Despite all signs in previous years of the emergence of the new geopolitical and geoeconomic reality, Europe failed to form appropriate tools and adopt a more realistic vision to engage and adapt to these drastic global shifts, nor did it take advantage of some of the outcomes that fall into its interest, such as de-dollarization and the end of the petrodollar. Instead, Europe insisted on following Washington's new agendas, further sidelining its world influence.
Sidelined
On March 10, Iran and Saudi Arabia agreed to restore diplomatic relations and reopen missions after seven years of strained ties.
Talks were brokered in Beijing under the auspices of Chinese President Xi Jinping. The Western role, especially that of Washington, in inciting dispute and rift between the two nations was criminal, leading to tens of thousands of deaths, mass destruction, displacement of hundreds of thousands, and feelings of hate among the people of the region.
China managed in just a few months to achieve what the United Nations and other international political bodies failed to do, marking Beijing’s first public political approach to the Middle East. The Beijing-brokered rapprochement between Tehran and Riyadh indicates to Europe’s falling influence over its conventional allies and the growing tendency of countries to sideline the West in bilateral issues. It also highlights China’s rise as a peace-bringing and key power in the region.
Oppressed nations rejoice
Europe's centuries-long history of producing global superpowers makes it a hybrid bloc with a combined cultural, political, social, economic, and institutional maturity that can quickly adapt to world geopolitical shifts and overcome emerging challenges.

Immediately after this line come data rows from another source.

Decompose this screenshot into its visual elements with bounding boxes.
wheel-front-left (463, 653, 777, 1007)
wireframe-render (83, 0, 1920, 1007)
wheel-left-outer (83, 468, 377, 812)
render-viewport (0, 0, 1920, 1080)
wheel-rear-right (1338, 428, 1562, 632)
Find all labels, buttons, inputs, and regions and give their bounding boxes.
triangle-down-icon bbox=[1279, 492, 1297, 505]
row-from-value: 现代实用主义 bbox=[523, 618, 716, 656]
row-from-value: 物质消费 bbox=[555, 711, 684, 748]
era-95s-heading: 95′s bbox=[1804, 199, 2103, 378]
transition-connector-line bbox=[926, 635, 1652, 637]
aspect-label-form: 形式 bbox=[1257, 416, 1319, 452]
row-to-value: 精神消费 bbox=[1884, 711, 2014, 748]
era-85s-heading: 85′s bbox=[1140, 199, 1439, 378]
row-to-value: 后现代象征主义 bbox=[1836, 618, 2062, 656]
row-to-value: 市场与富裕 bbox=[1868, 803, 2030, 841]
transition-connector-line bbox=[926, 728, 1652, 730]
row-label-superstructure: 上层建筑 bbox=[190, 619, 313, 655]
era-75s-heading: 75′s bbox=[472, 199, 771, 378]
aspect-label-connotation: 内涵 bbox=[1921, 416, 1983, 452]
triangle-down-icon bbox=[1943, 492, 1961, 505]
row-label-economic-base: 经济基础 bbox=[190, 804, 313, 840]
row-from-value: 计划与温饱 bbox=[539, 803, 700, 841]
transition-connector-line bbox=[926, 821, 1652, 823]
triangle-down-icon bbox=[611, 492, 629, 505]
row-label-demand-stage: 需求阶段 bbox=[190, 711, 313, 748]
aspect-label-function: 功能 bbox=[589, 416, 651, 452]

However, it can be argued that the current world challenges are unprecedented, especially with the renewed concept of globalization and the world's interconnectedness.
The bloc today has limited options that require a new approach and view of the world, with a humble and realistic policy that acknowledges the end of its hegemony and the adoption of sovereignty and mutual respect in bilateral relations.
It must also accept that the world is no longer a Western playground and that anti-hegemonic sentiment among nations is irreversible in a multipolar world. Regardless of Europe's decisions, oppressed nations are watching the declining global influence of the colonial bloc with joy.